PROVIDENCE, R.I. – One of the eight circus acrobats who plummeted about 20 feet (6 metres) to the ground during a hair-hanging stunt said Tuesday she’s thankful she’s alive and wants to return to the ring.
Samantha Pitard was released from a hospital Tuesday, two days after the Ringling Bros. and Barnum & Bailey circus accident in Rhode Island. The others are still hospitalized.
Pitard told The Associated Press she is the only one of the troupe who can walk on her own but the others are expected to fully recover. She said everyone is in good spirits.
Pitard said all circus performers know they risk their lives during every performance and they love it enough to take that risk to make people happy. She said she wants to rejoin the tour and show the world she’s OK.
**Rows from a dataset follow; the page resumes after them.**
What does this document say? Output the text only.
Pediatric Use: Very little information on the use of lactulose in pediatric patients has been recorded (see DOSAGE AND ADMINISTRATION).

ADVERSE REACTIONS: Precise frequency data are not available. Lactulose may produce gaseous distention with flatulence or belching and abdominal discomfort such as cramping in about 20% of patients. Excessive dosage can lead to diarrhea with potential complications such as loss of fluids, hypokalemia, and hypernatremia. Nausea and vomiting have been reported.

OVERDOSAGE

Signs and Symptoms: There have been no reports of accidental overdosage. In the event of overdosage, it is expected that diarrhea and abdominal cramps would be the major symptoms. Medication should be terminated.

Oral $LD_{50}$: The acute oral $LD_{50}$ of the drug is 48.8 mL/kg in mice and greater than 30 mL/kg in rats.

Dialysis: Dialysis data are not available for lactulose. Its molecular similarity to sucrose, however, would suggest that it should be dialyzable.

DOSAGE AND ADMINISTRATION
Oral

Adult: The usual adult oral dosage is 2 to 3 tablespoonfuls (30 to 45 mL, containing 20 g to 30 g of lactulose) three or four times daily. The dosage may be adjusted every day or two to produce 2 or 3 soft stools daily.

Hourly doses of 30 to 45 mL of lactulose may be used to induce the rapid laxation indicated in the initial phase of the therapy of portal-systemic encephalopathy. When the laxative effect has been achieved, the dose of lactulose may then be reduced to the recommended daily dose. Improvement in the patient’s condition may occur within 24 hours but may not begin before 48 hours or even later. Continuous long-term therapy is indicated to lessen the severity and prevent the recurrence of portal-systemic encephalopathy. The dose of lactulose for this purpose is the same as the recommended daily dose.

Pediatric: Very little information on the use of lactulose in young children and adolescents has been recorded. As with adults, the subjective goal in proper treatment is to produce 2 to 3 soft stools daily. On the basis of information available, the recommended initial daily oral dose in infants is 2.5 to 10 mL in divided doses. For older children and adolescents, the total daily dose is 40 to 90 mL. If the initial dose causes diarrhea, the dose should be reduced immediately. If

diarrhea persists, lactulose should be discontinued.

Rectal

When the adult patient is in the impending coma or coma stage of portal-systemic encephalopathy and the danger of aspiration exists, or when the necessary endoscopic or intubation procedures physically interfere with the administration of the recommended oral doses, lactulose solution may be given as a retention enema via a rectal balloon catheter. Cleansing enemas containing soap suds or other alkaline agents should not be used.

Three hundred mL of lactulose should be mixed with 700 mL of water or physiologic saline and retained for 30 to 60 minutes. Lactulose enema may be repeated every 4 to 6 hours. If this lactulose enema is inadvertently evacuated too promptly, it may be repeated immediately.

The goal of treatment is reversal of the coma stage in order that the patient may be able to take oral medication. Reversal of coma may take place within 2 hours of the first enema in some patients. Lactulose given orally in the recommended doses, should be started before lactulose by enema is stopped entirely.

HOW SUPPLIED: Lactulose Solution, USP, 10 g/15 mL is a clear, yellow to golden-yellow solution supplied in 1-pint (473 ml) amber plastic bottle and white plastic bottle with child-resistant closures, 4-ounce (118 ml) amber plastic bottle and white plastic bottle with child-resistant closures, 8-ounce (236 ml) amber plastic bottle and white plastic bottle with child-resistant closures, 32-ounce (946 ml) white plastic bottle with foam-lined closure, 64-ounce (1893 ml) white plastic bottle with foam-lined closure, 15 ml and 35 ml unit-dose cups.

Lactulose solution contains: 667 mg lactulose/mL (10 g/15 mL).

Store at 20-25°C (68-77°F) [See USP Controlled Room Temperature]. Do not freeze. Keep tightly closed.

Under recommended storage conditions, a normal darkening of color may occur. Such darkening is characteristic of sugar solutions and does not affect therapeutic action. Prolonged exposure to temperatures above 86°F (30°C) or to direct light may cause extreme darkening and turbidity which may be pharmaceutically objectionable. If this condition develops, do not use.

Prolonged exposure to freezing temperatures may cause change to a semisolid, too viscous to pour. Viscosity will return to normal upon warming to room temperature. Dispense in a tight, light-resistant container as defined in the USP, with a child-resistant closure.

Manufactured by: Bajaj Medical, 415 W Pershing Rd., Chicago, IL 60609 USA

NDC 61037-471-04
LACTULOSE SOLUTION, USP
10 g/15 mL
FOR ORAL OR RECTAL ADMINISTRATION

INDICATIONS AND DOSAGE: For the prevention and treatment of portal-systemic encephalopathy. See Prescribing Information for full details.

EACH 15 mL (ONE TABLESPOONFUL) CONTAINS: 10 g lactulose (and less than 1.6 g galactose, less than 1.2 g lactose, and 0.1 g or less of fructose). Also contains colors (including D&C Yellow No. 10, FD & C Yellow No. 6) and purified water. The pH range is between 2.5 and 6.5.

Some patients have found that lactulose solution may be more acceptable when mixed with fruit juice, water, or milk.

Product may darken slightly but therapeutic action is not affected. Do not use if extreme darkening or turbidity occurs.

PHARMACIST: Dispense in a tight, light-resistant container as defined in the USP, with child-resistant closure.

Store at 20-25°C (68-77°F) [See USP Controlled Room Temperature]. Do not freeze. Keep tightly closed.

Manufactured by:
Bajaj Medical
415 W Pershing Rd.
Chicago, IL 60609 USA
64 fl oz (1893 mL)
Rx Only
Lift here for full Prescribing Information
Local investigators have completed an initial probe into the circus accident and are turning over a broken clip and other material to federal workplace safety investigators.
The carabiner clip was one of several pieces at the top of a chandelier-like apparatus that was suspending the acrobats during Sunday morning’s performance before 3,900 people, many of them children.
It’s unclear why the 4- to 5-inch (11- to 13-centimetre) steel clip broke into three pieces, fire investigator Paul Doughty said. That is up to investigators with the Occupational Safety and Health Administration to determine.
Doughty said investigators have narrowed down the cause of the broken clip to two possibilities: a manufacturing defect or improper use. The latter could have to do with how it was installed in the rigging, he said.
The circus packed up and headed for Connecticut without the eight acrobats who were injured. When the clip snapped, the women fell to the ground, and the apparatus landed on them.
READ MORE: Acrobats fall during stunt at circus in U.S.
Relatives and rescuers said the women suffered injuries including a pierced liver, neck and back fractures, broken ankles and head injuries.
The circus inspected all of its equipment on Monday night when it loaded up in Providence and planned another inspection when it unloaded, said Stephen Payne, a spokesman for Feld Entertainment, Ringling’s parent company. The circus is replacing each carabiner in the show before the next performance, on Thursday in Hartford, he said. The hair act won’t be performed there, the company said.
The equipment has been used dozens of times per week since the beginning of the year, and a circus crew had installed it last week, Payne said. The crew told investigators the clip had been visually inspected before the show.